# General > Recipes >  fresh pineapple

## starflower

In our house we love fresh Pineapple, does anyone have any recipes to share using fresh pineapple either savoury or sweet.

Thanks in advance

----------


## Leanne

Slice into rings and fry until caramelised with with a little butter, malibu and brown sugar. Make some icecream with a tin of coconut cream and malibu. It's delish!!

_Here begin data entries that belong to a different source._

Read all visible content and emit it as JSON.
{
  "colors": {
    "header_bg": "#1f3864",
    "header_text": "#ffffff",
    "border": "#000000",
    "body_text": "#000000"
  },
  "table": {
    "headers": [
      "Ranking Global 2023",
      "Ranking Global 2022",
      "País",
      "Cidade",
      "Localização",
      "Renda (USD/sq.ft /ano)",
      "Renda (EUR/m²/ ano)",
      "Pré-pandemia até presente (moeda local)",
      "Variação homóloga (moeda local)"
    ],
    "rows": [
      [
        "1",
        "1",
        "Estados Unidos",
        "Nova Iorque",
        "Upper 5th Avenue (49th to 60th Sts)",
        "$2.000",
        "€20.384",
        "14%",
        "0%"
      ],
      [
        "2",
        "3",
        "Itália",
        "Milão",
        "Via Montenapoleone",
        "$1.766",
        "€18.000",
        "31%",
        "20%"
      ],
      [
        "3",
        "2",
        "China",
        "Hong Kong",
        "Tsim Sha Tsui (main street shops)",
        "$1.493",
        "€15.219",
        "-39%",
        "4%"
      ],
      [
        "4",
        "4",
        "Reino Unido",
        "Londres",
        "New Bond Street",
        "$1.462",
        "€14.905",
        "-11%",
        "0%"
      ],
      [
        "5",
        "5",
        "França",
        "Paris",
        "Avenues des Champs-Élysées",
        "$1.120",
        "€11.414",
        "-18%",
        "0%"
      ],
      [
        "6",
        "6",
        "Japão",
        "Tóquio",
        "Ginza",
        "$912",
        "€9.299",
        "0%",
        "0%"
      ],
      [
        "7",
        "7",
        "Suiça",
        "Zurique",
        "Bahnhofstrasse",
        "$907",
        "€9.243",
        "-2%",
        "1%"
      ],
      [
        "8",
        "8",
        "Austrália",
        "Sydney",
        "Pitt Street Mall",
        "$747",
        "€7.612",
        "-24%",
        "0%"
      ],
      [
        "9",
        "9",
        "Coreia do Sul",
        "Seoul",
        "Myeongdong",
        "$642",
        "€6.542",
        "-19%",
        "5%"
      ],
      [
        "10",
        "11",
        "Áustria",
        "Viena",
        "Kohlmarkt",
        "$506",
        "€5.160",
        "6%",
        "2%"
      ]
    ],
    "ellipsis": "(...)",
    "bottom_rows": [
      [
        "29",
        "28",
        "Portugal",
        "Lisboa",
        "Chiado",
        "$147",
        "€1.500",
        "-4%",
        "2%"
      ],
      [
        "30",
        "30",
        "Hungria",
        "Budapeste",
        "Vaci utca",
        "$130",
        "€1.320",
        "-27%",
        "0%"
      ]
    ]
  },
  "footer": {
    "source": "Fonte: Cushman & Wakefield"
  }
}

Another goodie is Khmer Curry. It's a srilankan pineapple curry.

----------


## orkneycadian

Far to nice to put in a curry IMO!  FResh pineapple in this house is lucky if it gets blessed with cream, as eating it on its own is so lush!  So sorry, not much help with the recipe!  Stick the tinned stuff in the recipe, and save the fresh stuff for "eating"!

----------


## Hoida

Pineapple fritters always goes down well in our house, served with cream, ice cream or whatever

----------


## lou123

you can do lots with pineapples, sweets inc pineapple icecream, upside down pineapple cake, juice the pineapple and make pineapple pannacotta's, pineapple muffins, cocktails lol pineapple smoothies,pineapple cobbler,
savories inc fried and placed on a nice gammon steak, pineapple fritters, if making sweet and sour chicken add pineapple to your sauce, pineapple chutney, pineapple jam, grilling them on the bbq with a sugar syrup is nice too or bbq sauce, pineapple souffle,pineapple and bacon wraps, add pineapple into salads , pineapple salsa,
lots of things you can make with a very unrated fruit you could google pineapple recipes and im sure you will find heaps of stuff you can do  
hope this gives you inspiration

----------


## cecile

have you watched come dine with me recently? there was this indian lass she made a dessert with fresh pineapple that looked scrummy, have a look at the website as i dont remember the name it.

----------


## silverlady

1 whole fresh pineapple or one large tin of pineapple slices/chunks in syrup, bag of marshmallows, large carton whipping cream.
Whizz pineapple but not till completely smooth, leave some texture.  Cut mallows into quarters (use scissors that have been dipped in boiling water makes it easy to cut mallows) and add to pineapple, leave in fridge overnight or for several hours. Whip cream with a little caster sugar and fold gently into the mixture.  Enjoy!

----------


## starflower

Thumbs up for all your suggestions love it  :Smile:

----------


## Gracie

How do you tell when a fresh pineapple is ripe?  Thanks  :Smile:

----------


## Leanne

> How do you tell when a fresh pineapple is ripe?  Thanks


If you pull the centre leaf and it comes out easily then your pineapple is ripe  :Smile:

----------


## Gracie

Thanks Leanne, I'll be off to get one now  :Grin:

----------